Church, Listerlin, Co. Kilkenny
Co. Kilkenny |
Churches & Chapels
In the quiet rural townland of Listerlin, in the south of County Kilkenny, there survives a medieval church whose very obscurity is part of what makes it worth noting.
Many of Ireland's early ecclesiastical sites occupy prominent ridgelines or riverside positions that explain their founding logic at a glance, but Listerlin sits in the kind of tucked-away agricultural country where a ruin can go unremarked for generations, its stones slowly acquiring moss while the fields around it are ploughed and grazed in seasonal rotation.

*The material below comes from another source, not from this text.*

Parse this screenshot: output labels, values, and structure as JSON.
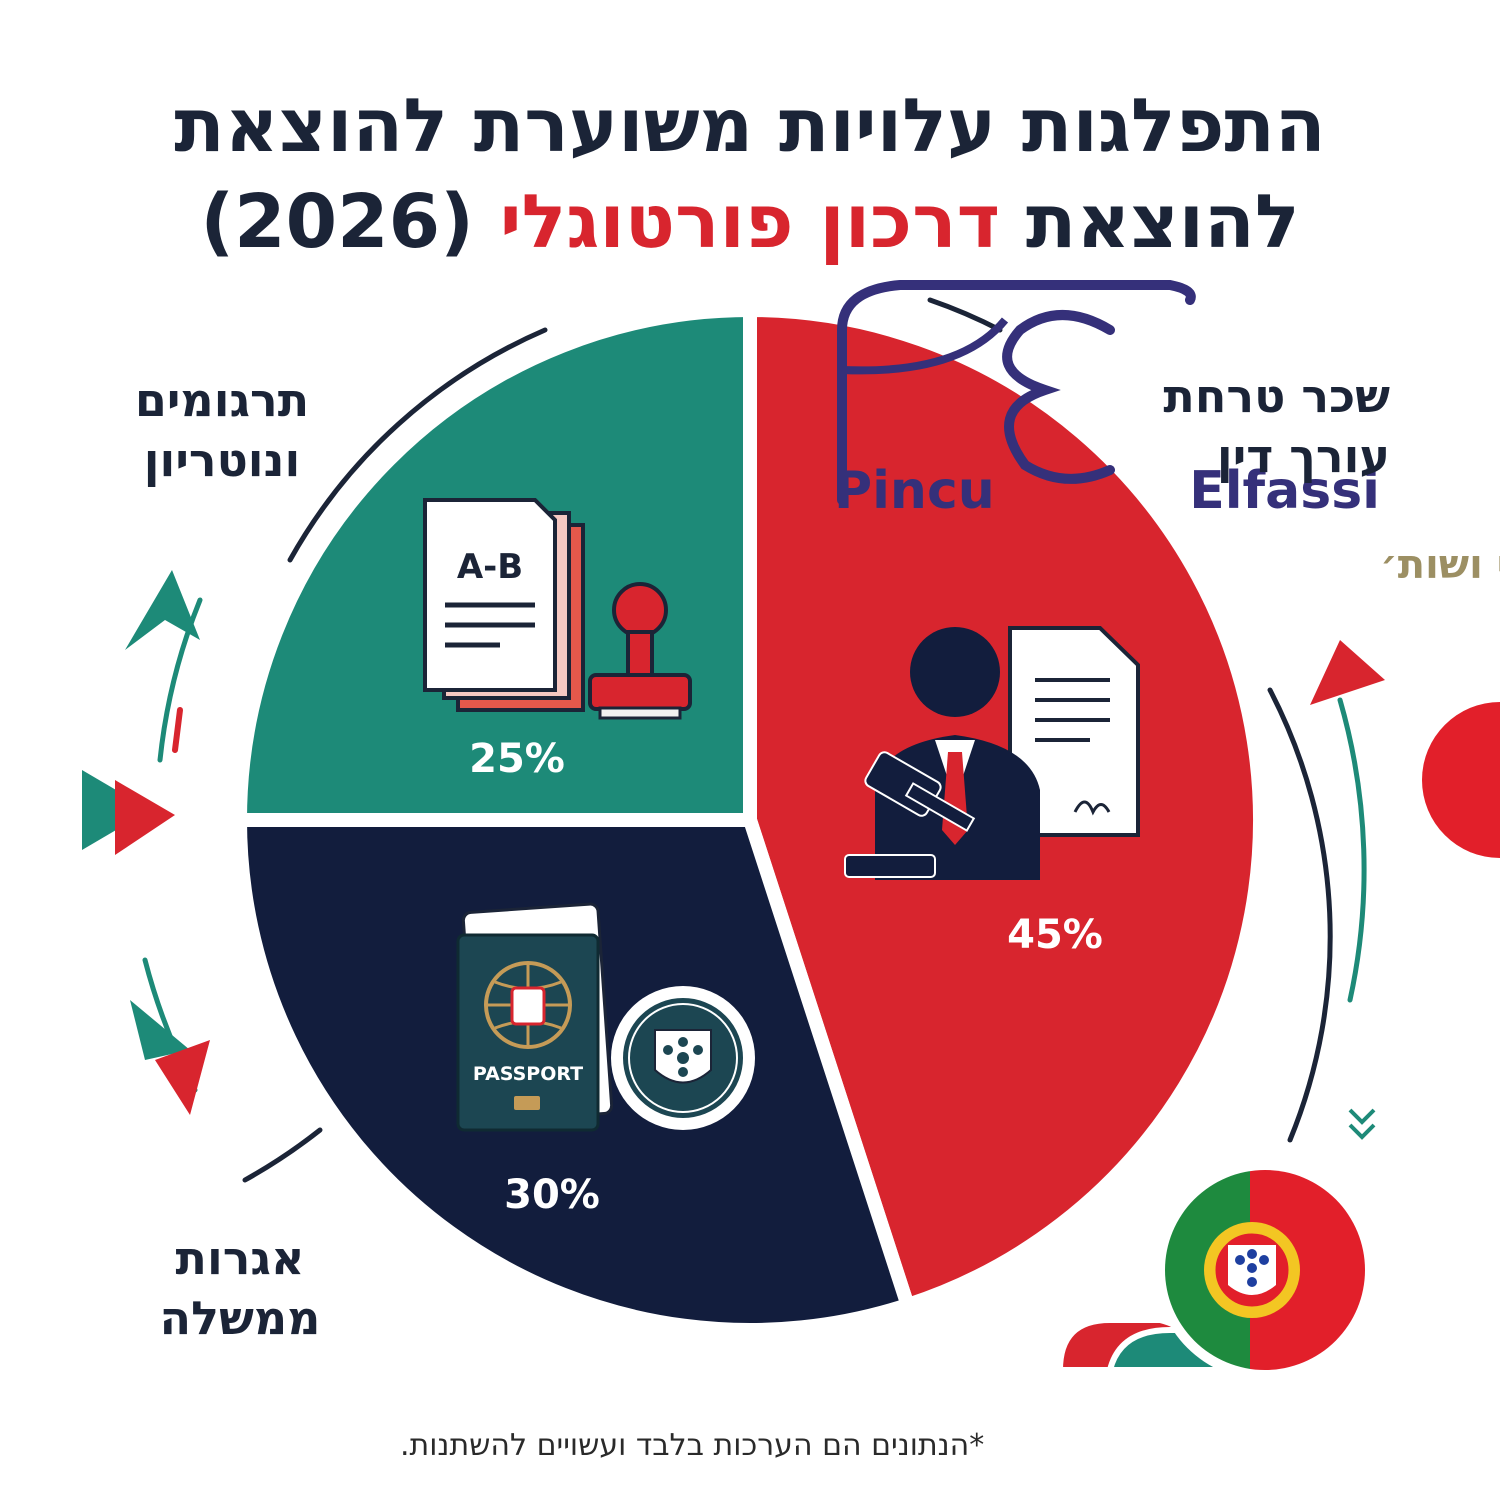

Listerlin as a placename likely derives from the Irish, and the presence of a church here points to a parish or monastic foundation of some antiquity, probably medieval in origin, though the precise dating and dedication of the building remain unclear from what has been recorded. County Kilkenny has a dense concentration of such sites, a legacy of the diocese of Ossory and its long history of ecclesiastical organisation stretching back through the Anglo-Norman period and into the early Christian centuries before it. Churches of this type, often built in the Romanesque or later Gothic manner in cut limestone, frequently served small rural parishes whose populations have since shifted or dwindled entirely, leaving the fabric of the building to weather without the protection that active use provides.